A pair of CNN commentators clashed over the sexual assault allegations against Donald Trump's nominee for secretary of defense.
Pete Hegseth has been nominated to lead the Pentagon, but the Trump transition team was reportedly caught off guard by the Fox News host's payoff to a California woman who claims he sexually assaulted her while both of them were intoxicated at a 2017 conservative conference, and a former colleague said she expects more damaging revelations to come out.
"Pete Hegseth has many problems, in addition to what you just said," said Julie Roginsky, a Democratic strategist and former Fox News contributor. "Pete Hegseth, when he was at Princeton, published an article that said that women who are raped while they're passed out actually, that's not really can't consent, if they're not aware of what's happening to them, that's not rape.
"I mean, this is somebody who's going to be in charge of a military that has had massive sexual assault scandals, to be very clear, on both sides of the aisle. This is something that people have been looking into. Senators on both sides of the aisle [know] it's a problem, and if you speak to women who've served in the military, they say it's a question of not if, but when they will be sexually assaulted."
Hegseth's background also makes him a national security risk, Roginsky said.
"His own personal life and his failure to disclose certain details of that to the White House and to others is really ripe as an intelligence compromised human being," she said. "I mean, the bottom line is this is exactly the kind of person that should not be serving in a national security capacity, because this is the kind of person who has things that he doesn't want coming out, that our enemies are probably already aware of. Surely there is somebody in the Trump organization and the Trump orbit who doesn't have sexual harassment issues that they can put into this job. It does not need to be Pete Hegseth."
Tricia McLaughlin, who served in the first Trump administration, pointed out that a woman had accused president Joe Biden of raping her in 1993.
"I have to note, though, our current commander in chief Joe Biden has sexual assault allegations against him, [and] he is the leader of our country, he's the leader of the military," McLaughlin said. "So we can go through this all day, but there [are] multiple people who face these allegations, whether they be true or not. We need to make sure that there's sound investigations."
Roginsky interrupted to say she was missing the point, arguing that Hegseth's failure to disclose his past behavior to the Trump team was a genuine liability, and noted that Biden's accuser had briefly moved to Russia.
"[Biden accuser] Tara Reade is now living in Moscow working for Vladimir Putin," said Roginsky, who emigrated to the U.S. from Russia as a child. "So I think we understand where that's coming from, but, look, this is a Republican woman at a Republican conference who accused Pete Hegseth of this. This is not some Democratic deep state plant."

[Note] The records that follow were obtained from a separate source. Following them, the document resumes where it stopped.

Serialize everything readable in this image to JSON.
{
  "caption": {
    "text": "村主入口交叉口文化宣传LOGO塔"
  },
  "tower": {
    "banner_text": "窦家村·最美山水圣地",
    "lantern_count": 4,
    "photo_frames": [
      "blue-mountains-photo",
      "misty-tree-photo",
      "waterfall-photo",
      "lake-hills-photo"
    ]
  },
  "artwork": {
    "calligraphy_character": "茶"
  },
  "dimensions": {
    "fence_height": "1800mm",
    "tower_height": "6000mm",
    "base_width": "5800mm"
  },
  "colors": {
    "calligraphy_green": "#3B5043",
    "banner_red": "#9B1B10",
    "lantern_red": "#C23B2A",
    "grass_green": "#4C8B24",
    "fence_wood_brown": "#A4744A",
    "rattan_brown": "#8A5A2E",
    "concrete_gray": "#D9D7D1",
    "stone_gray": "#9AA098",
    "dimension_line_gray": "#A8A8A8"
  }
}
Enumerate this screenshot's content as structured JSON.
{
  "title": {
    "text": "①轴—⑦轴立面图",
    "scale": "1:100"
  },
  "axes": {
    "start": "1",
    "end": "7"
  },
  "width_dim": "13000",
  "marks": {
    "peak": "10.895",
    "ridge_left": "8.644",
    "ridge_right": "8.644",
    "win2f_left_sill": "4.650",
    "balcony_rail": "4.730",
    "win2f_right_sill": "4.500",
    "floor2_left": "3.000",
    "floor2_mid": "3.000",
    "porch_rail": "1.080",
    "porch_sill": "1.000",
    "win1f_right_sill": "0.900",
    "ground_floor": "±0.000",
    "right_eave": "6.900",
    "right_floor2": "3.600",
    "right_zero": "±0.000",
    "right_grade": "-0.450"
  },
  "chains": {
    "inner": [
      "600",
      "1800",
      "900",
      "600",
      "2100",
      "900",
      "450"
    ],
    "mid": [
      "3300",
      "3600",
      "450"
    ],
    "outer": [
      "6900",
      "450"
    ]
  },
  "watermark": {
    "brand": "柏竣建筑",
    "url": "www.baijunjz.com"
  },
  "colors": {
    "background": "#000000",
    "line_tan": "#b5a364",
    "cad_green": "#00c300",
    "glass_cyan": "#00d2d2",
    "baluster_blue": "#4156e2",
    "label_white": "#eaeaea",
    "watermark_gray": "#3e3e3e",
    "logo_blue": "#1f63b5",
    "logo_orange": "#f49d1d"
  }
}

McLaughlin argued that the alleged assault took place eight years ago and didn't result in charges against Hegseth, but Roginsky said the woman's accusations rang true in her experience with him.
"Listen, I worked with Pete Hegseth at Fox and, let me tell you something, Pete Hegseth has issues above and beyond this that need to be examined," Roginsky said, "because Pete Hegseth has a problem where he goes out and gets drunk, and that's also not something that we need necessarily need in our Department of Defense, and the person leading our military. So I would just say I like Pete on a personal level, [but] surely there are people who are more qualified than he is."